Welcome to 2014, in which RPM still gets stuck in futex
I get questions now and then: what do I do when I'm not writing? These days, it could be any number of things. Some of them can be described in fairly general terms and others I prefer to leave alone for now.
One technical issue was that of wrangling RPM as described back in December. I got through all of that and got my tools working to clean up whatever messes might come along. That much is basically done.
Along the way, I've run into yet another class of problem: rpm and yum processes which do some rather broken things in how they handle futexes. It always starts as the same thing: someone has a box which is supposed to install or upgrade a package by itself, and it hasn't. They take a look and notice that yum or rpm or whatever can't get any work done. Sooner or later, it comes to me.
A pattern became evident with these systems: they all had one or more RPM-related processes sitting in "futex_wait_queue_me". Those which weren't in that particular function were sitting in a call to fcntl() or similar, trying to get a lock. Naturally, I turned to strace to see just what they were up to, and that's when things got weird.

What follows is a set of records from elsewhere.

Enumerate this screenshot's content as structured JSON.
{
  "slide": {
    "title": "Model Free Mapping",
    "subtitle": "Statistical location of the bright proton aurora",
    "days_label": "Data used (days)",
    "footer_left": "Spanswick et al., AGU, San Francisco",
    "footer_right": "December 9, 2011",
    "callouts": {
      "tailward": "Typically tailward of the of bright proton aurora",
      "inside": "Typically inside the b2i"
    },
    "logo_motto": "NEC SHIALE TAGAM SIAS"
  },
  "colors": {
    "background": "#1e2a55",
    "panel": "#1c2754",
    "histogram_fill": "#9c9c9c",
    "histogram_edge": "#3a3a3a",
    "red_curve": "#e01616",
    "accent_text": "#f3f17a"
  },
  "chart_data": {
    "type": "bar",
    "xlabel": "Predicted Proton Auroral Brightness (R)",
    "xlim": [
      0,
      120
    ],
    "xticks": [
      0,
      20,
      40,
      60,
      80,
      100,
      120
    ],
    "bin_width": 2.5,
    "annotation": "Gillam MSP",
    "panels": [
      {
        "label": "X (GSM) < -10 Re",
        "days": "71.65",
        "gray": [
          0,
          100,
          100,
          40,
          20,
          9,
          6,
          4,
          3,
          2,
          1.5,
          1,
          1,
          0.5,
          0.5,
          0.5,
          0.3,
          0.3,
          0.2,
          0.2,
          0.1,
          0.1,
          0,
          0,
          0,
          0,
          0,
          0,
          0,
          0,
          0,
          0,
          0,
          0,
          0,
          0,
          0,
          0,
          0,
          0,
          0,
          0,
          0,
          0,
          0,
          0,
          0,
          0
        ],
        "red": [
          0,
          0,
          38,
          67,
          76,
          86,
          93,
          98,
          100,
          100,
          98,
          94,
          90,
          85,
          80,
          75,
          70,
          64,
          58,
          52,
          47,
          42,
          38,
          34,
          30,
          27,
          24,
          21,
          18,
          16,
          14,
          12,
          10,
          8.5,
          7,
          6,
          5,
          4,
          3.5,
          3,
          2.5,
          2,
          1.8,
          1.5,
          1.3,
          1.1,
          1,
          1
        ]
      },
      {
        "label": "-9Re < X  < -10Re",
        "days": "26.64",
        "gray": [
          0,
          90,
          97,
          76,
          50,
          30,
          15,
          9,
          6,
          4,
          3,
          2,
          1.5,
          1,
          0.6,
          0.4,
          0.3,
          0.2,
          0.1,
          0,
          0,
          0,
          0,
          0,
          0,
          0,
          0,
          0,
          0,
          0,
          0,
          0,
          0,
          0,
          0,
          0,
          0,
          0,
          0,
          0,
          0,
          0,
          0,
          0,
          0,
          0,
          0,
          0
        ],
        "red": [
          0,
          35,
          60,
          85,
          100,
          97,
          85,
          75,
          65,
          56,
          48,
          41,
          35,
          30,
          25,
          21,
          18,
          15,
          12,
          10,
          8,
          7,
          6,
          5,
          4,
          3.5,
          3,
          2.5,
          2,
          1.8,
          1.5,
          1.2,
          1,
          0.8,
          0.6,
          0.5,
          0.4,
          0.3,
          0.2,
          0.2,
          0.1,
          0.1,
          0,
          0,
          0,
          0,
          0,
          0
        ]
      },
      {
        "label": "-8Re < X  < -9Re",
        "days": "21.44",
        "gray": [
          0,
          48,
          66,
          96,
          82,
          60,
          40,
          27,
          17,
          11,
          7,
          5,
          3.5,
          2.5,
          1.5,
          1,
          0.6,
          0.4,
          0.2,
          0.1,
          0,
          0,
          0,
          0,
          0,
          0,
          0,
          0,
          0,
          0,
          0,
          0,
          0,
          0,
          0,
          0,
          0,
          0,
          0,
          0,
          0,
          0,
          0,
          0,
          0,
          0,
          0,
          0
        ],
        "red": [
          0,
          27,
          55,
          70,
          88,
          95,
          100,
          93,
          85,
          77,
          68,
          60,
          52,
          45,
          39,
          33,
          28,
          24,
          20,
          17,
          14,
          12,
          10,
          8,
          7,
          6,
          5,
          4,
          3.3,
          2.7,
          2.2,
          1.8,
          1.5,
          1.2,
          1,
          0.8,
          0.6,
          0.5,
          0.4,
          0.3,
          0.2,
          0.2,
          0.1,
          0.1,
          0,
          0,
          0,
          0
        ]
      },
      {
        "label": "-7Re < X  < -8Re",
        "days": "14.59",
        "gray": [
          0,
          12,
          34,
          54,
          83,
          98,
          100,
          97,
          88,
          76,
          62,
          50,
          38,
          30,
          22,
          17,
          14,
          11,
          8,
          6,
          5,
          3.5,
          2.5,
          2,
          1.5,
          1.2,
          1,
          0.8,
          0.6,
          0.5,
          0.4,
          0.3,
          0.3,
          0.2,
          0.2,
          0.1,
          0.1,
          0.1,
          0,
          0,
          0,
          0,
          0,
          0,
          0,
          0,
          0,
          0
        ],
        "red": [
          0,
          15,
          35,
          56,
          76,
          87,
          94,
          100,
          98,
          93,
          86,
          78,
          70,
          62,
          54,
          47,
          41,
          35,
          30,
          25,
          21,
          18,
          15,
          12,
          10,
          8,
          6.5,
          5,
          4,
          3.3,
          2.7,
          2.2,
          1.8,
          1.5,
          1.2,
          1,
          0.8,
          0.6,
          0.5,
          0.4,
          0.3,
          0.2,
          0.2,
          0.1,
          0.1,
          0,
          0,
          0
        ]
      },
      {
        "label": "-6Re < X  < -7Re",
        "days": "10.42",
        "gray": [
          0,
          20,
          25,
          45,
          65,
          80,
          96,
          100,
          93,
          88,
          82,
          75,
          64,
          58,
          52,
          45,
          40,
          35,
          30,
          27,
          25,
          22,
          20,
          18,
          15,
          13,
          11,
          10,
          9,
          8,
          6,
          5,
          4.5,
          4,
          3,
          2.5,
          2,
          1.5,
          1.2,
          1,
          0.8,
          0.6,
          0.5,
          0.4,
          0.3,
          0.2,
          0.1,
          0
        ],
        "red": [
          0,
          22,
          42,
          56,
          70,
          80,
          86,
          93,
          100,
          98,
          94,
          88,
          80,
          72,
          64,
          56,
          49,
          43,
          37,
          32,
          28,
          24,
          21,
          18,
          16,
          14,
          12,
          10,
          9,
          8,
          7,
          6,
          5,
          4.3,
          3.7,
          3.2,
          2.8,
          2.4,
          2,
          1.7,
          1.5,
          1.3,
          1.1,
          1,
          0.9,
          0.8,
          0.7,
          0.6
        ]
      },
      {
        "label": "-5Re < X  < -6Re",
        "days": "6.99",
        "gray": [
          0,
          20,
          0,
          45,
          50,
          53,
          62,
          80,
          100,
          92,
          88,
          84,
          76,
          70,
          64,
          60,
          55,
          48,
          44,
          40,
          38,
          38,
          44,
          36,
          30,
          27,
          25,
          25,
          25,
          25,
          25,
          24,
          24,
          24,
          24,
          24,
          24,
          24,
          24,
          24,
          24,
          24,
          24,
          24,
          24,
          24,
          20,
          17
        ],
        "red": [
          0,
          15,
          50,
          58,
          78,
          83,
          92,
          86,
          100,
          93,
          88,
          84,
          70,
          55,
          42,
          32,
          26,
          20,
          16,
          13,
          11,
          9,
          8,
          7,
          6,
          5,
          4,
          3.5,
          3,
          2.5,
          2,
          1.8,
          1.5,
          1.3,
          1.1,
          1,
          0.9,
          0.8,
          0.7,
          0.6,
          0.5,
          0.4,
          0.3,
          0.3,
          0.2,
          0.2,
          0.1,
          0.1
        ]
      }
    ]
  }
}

While attaching to the fcntl-waiters didn't do anything, more often than not, attaching to the futex-waiters did. They'd manage to finish the futex call and would get going on their work. Then they'd exit. This would then release the locks, and everything else would wake up and go to work, too. A few seconds later, it was all back to normal as if nothing had ever broken.
What a nice heisenbug! Go to investigate it, and it changes... and disappears, too. How fun.
Like the prior situation, I had two major ways to pursue this problem: I could go digging into RPM and the Berkeley DB stuff and maybe even glibc and beyond yet again, or I could come up with a fix first and then maybe come back to the problem. That's about where I am now: I wrote a fix. I might go back and dig into this crusty old RHEL-variant version some day, but the value of that is already low and continues to drop.
So, what's the workaround? It's pretty ugly, but it does let the machines keep doing their jobs without sending humans in. It's also a "light touch" and does as little damage as possible.
First, look for processes which are touching the RPM database which are in this state. Then attach to them just like strace would -- yep, that means ptrace(). Then detach and give them a poke if necessary to get them running again. Wait a few ms and look again. It'll probably disappear all by itself, having run to completion. If another one is there, then poke it, too. Run a few passes just to be sure.
If this fails, then okay, go nuclear and SIGKILL the stuck ones.
"Look for stuck workers and SIGKILL 'em" is what everyone has done up to this point. It has the potential to make things worse.
I found a happy middle ground. It's a hack, but it does work.
Pragmatism is weird that way.